Il Forum Nazionale delle Associazioni Familiari dallo scorso 18 marzo, ha un nuovo presidente: si tratta di Adriano Bordignon. Quarantasei anni, di Treviso, è sposato dal 2006 con Margherita e ha tre figli, Teresa, di 14 anni, Gabriele, di 11 e Zaccaria, di 7. Bordignon è direttore del Consultorio familiare di Treviso e amministratore unico del Centro Servizi Famiglia impresa sociale srl che dà servizi alle famiglie sia di carattere educativo sia legati al turismo sociale.

Mi sono sempre interessato dell’ambito del sociale, sono stato presidente del Csv di Treviso, sempre impegnato nel Terzo settore e nell’associazionismo familiare, da due anni sono presidente del Forum del Veneto – racconta al Sir –. Con mia moglie mi sono sempre impegnato in questo settore perché riteniamo la famiglia un’esperienza esistenziale che segna nel bene e nel male.
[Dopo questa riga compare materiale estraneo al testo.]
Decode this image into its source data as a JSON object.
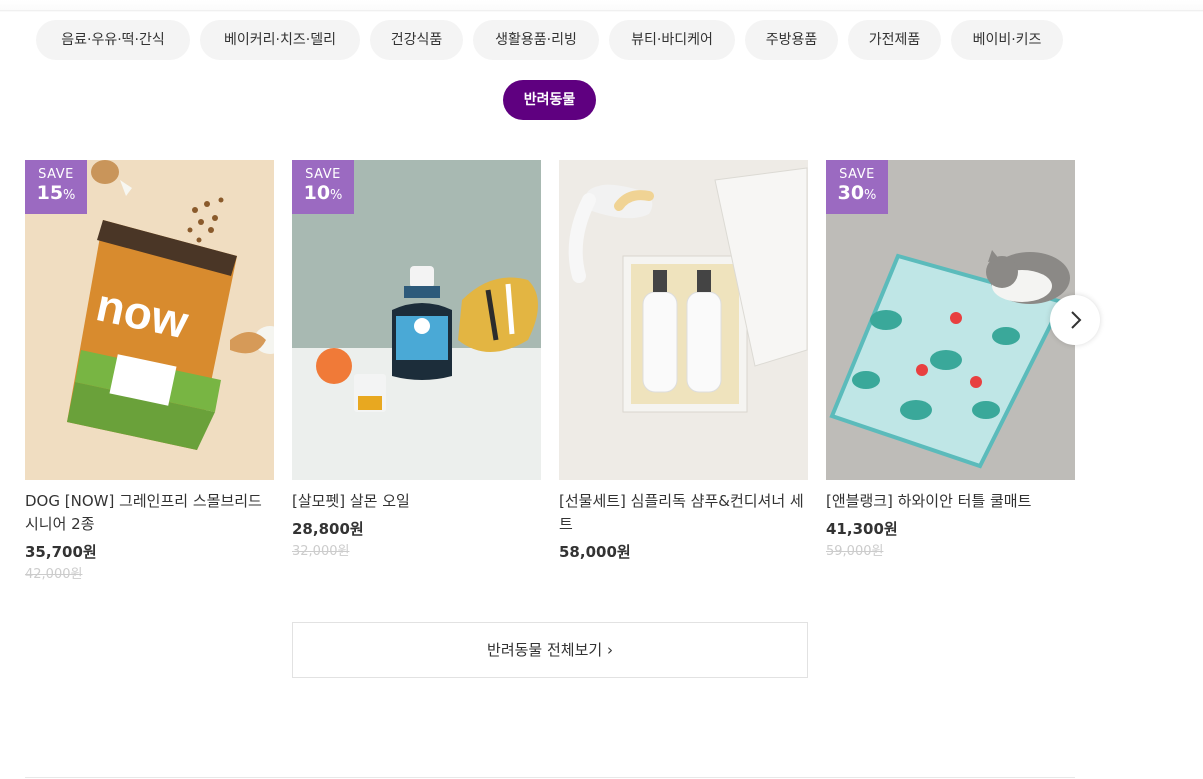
{
  "categories": [
    {
      "label": "음료·우유·떡·간식",
      "active": false
    },
    {
      "label": "베이커리·치즈·델리",
      "active": false
    },
    {
      "label": "건강식품",
      "active": false
    },
    {
      "label": "생활용품·리빙",
      "active": false
    },
    {
      "label": "뷰티·바디케어",
      "active": false
    },
    {
      "label": "주방용품",
      "active": false
    },
    {
      "label": "가전제품",
      "active": false
    },
    {
      "label": "베이비·키즈",
      "active": false
    },
    {
      "label": "반려동물",
      "active": true
    }
  ],
  "products": [
    {
      "save_label": "SAVE",
      "discount": "15",
      "percent_sign": "%",
      "name": "DOG [NOW] 그레인프리 스몰브리드 시니어 2종",
      "price": "35,700원",
      "original_price": "42,000원"
    },
    {
      "save_label": "SAVE",
      "discount": "10",
      "percent_sign": "%",
      "name": "[살모펫] 살몬 오일",
      "price": "28,800원",
      "original_price": "32,000원"
    },
    {
      "save_label": "",
      "discount": "",
      "percent_sign": "",
      "name": "[선물세트] 심플리독 샴푸&컨디셔너 세트",
      "price": "58,000원",
      "original_price": ""
    },
    {
      "save_label": "SAVE",
      "discount": "30",
      "percent_sign": "%",
      "name": "[앤블랭크] 하와이안 터틀 쿨매트",
      "price": "41,300원",
      "original_price": "59,000원"
    }
  ],
  "view_all": {
    "label": "반려동물 전체보기",
    "arrow": "›"
  },
  "carousel": {
    "next_icon": "chevron-right-icon"
  },
  "colors": {
    "accent": "#5f0080",
    "badge": "#9b6ac1",
    "chip_bg": "#f4f4f4"
  }
}
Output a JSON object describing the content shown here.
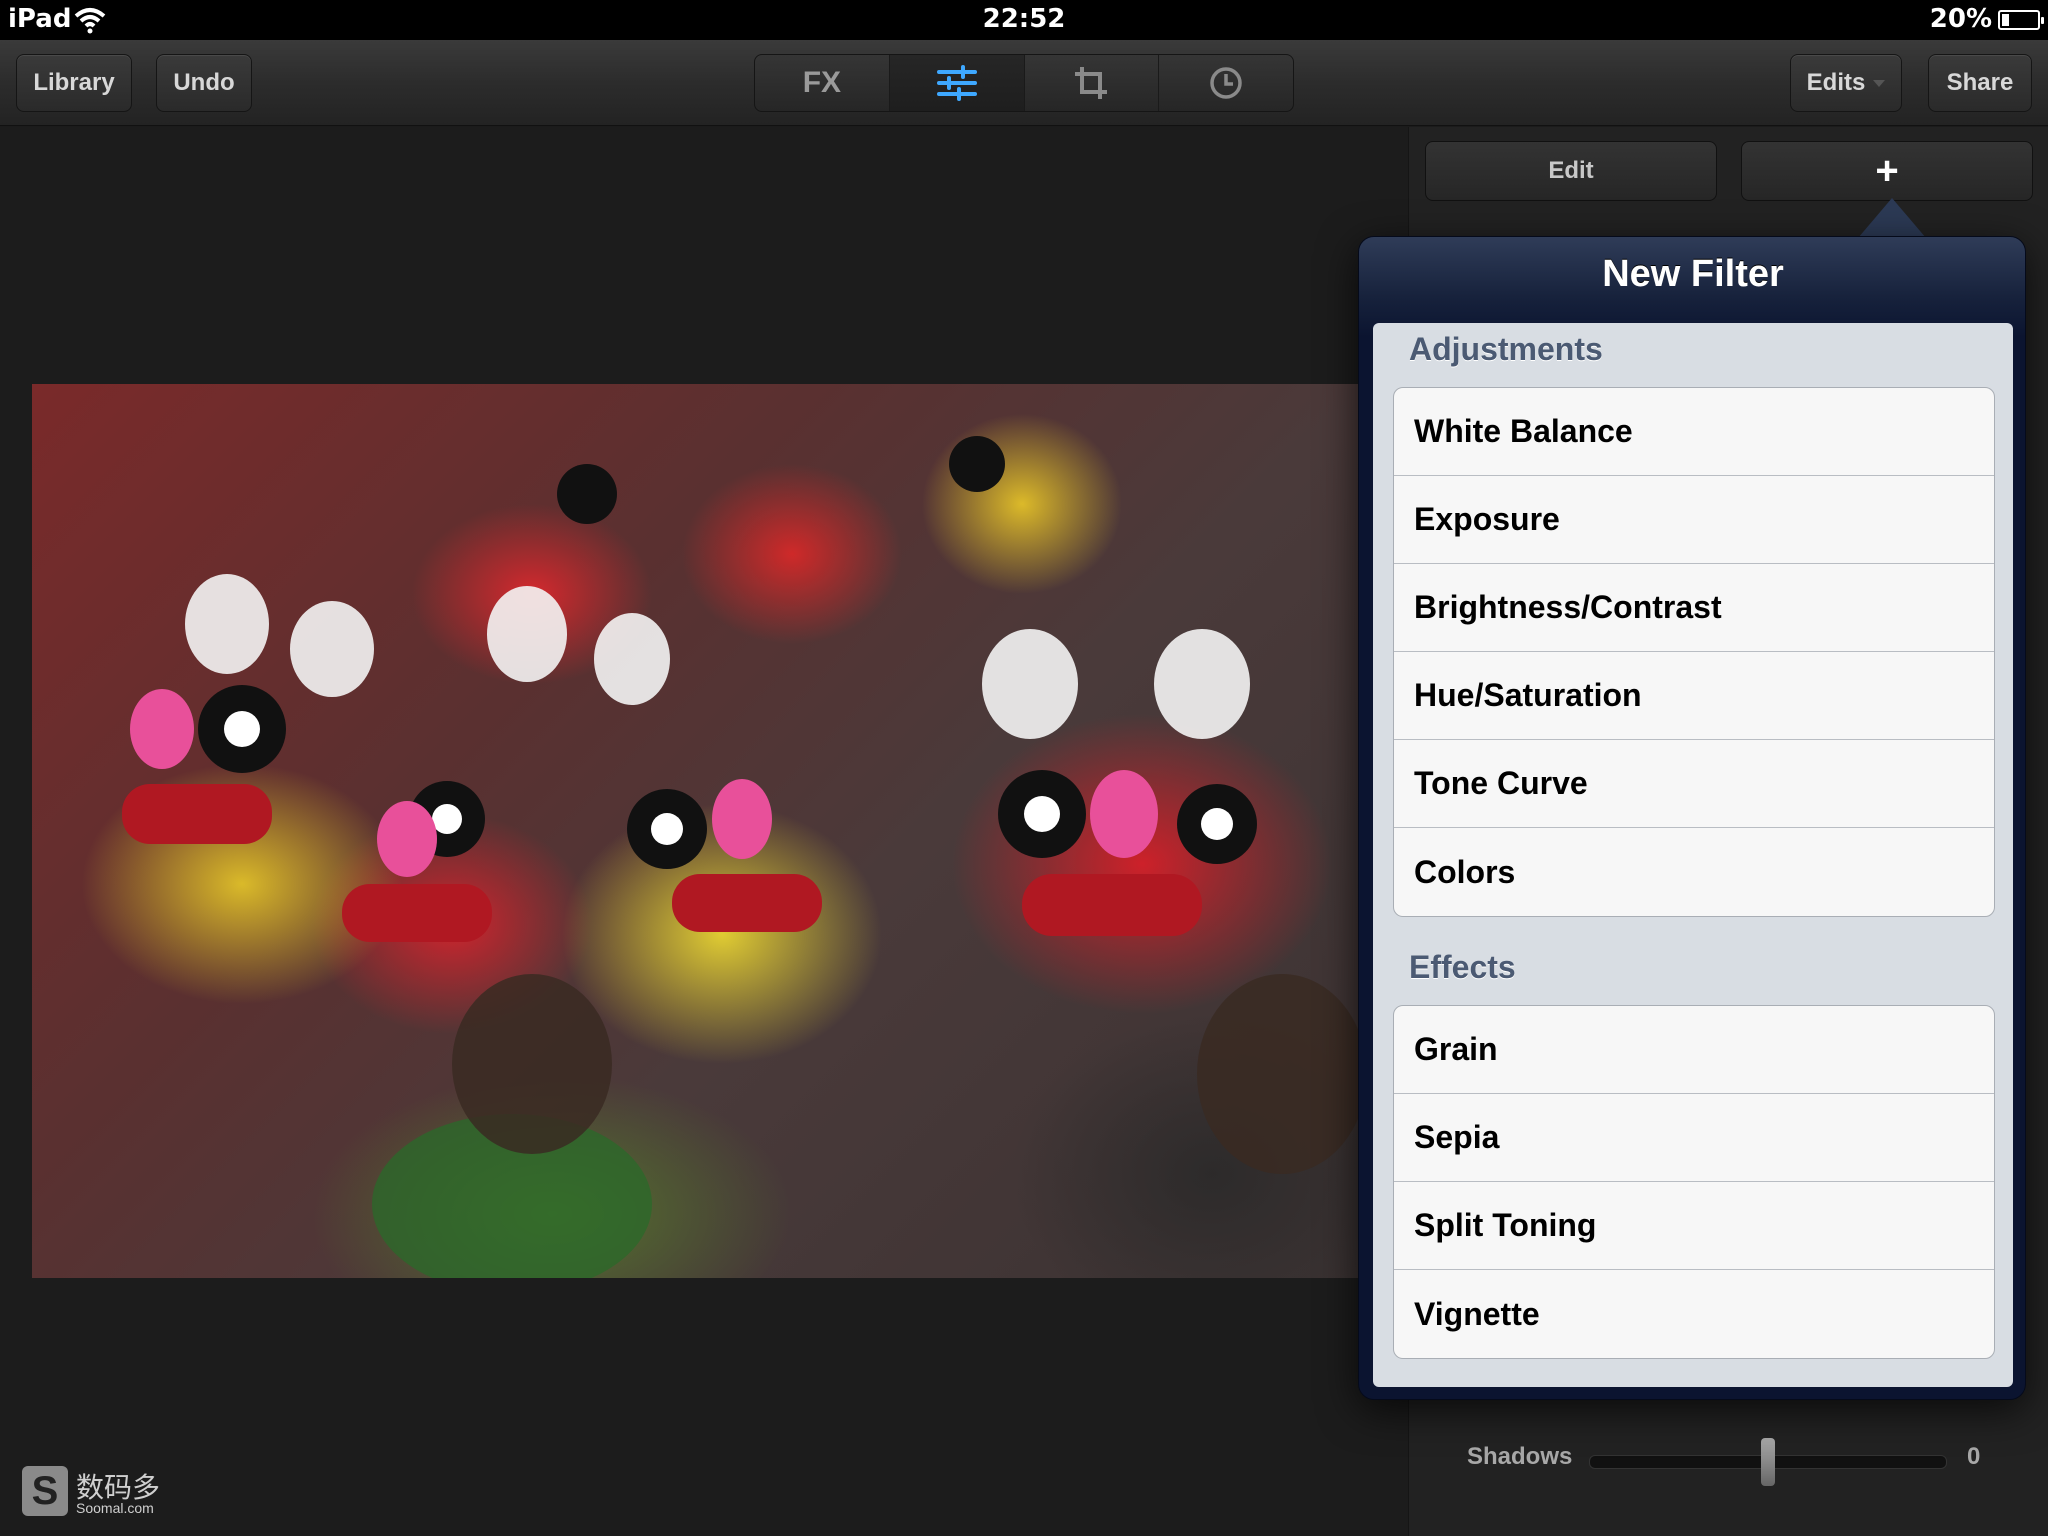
{
  "status_bar": {
    "device": "iPad",
    "time": "22:52",
    "battery_percent": "20%",
    "battery_level": 0.2
  },
  "toolbar": {
    "library_label": "Library",
    "undo_label": "Undo",
    "fx_label": "FX",
    "edits_label": "Edits",
    "share_label": "Share"
  },
  "panel": {
    "edit_label": "Edit",
    "add_label": "+",
    "shadows_label": "Shadows",
    "shadows_value": "0",
    "shadows_position": 0.5
  },
  "popover": {
    "title": "New Filter",
    "sections": [
      {
        "header": "Adjustments",
        "items": [
          "White Balance",
          "Exposure",
          "Brightness/Contrast",
          "Hue/Saturation",
          "Tone Curve",
          "Colors"
        ]
      },
      {
        "header": "Effects",
        "items": [
          "Grain",
          "Sepia",
          "Split Toning",
          "Vignette"
        ]
      }
    ]
  },
  "watermark": {
    "text": "数码多",
    "subtext": "Soomal.com"
  },
  "icons": {
    "wifi": "wifi-icon",
    "sliders": "sliders-icon",
    "crop": "crop-icon",
    "clock": "clock-icon",
    "dropdown": "chevron-down-icon"
  }
}
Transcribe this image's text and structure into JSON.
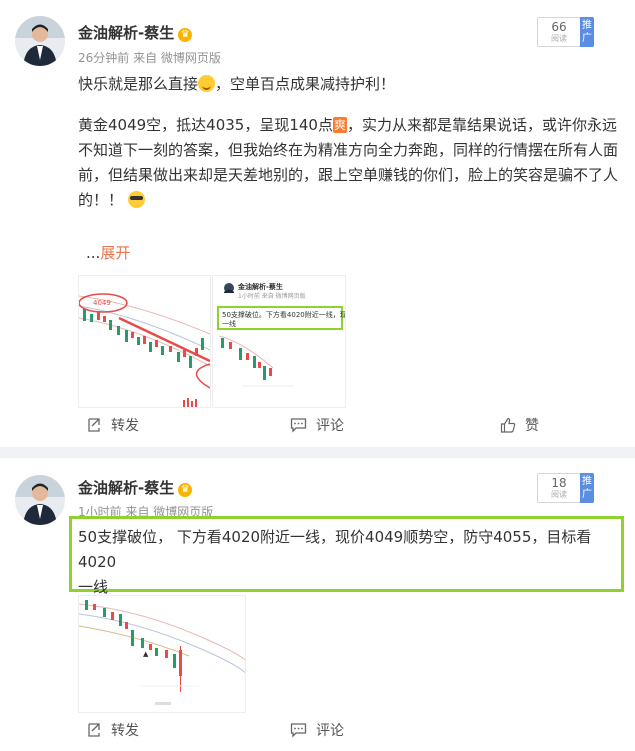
{
  "posts": [
    {
      "username": "金油解析-蔡生",
      "verified_icon": "vip-badge-icon",
      "time": "26分钟前",
      "source": "来自 微博网页版",
      "read_count": "66",
      "read_label": "阅读",
      "push_label": "推广",
      "line1_a": "快乐就是那么直接",
      "line1_b": "，空单百点成果减持护利！",
      "para2_a": "黄金4049空，抵达4035，呈现140点",
      "para2_badge": "爽",
      "para2_b": "，实力从来都是靠结果说话，或许你永远",
      "para2_line2": "不知道下一刻的答案，但我始终在为精准方向全力奔跑，同样的行情摆在所有人面",
      "para2_line3": "前，但结果做出来却是天差地别的，跟上空单赚钱的你们，脸上的笑容是骗不了人",
      "para2_line4": "的！！",
      "expand_prefix": "...",
      "expand_label": "展开",
      "thumb_preview": {
        "username": "金油解析-蔡生",
        "meta": "1小时前 来自 微博网页版",
        "quote": "50支撑破位。下方看4020附近一线，现价4",
        "quote2": "一线"
      },
      "actions": {
        "repost": "转发",
        "comment": "评论",
        "like": "赞"
      }
    },
    {
      "username": "金油解析-蔡生",
      "verified_icon": "vip-badge-icon",
      "time": "1小时前",
      "source": "来自 微博网页版",
      "read_count": "18",
      "read_label": "阅读",
      "push_label": "推广",
      "body_line1": "50支撑破位，  下方看4020附近一线，现价4049顺势空，防守4055，目标看4020",
      "body_line2": "一线",
      "actions": {
        "repost": "转发",
        "comment": "评论"
      }
    }
  ],
  "colors": {
    "highlight": "#8fd12f",
    "link": "#eb7350",
    "push": "#5b8de3",
    "up_candle": "#e94b4b",
    "down_candle": "#2a9a6a"
  }
}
Il nostro obiettivo è cercare di renderla più significativa per tutti. Siamo anche impegnati nella pastorale familiare: siamo stati animatori dei gruppi sposi, dei gruppi fidanzati, della scuola di formazione familiare di tre anni per diventare operatori pastorali e civici per le famiglie. Tutto questo in un posto privilegiato che ci ha forgiato e ci ha aiutato a far esplodere quei piccoli talenti che avevamo che è il Centro della famiglia della diocesi di Treviso, uno spazio che ogni anno forma, mette in circolo un sacco di nuove famiglie, che si mettono a servizio della comunità, è una fucina di bene che ci ha contagiato. È da questa storia che nasce il nostro impegno dentro al Forum”.

Quali sono le sfide più importanti che il Forum adesso deve affrontare?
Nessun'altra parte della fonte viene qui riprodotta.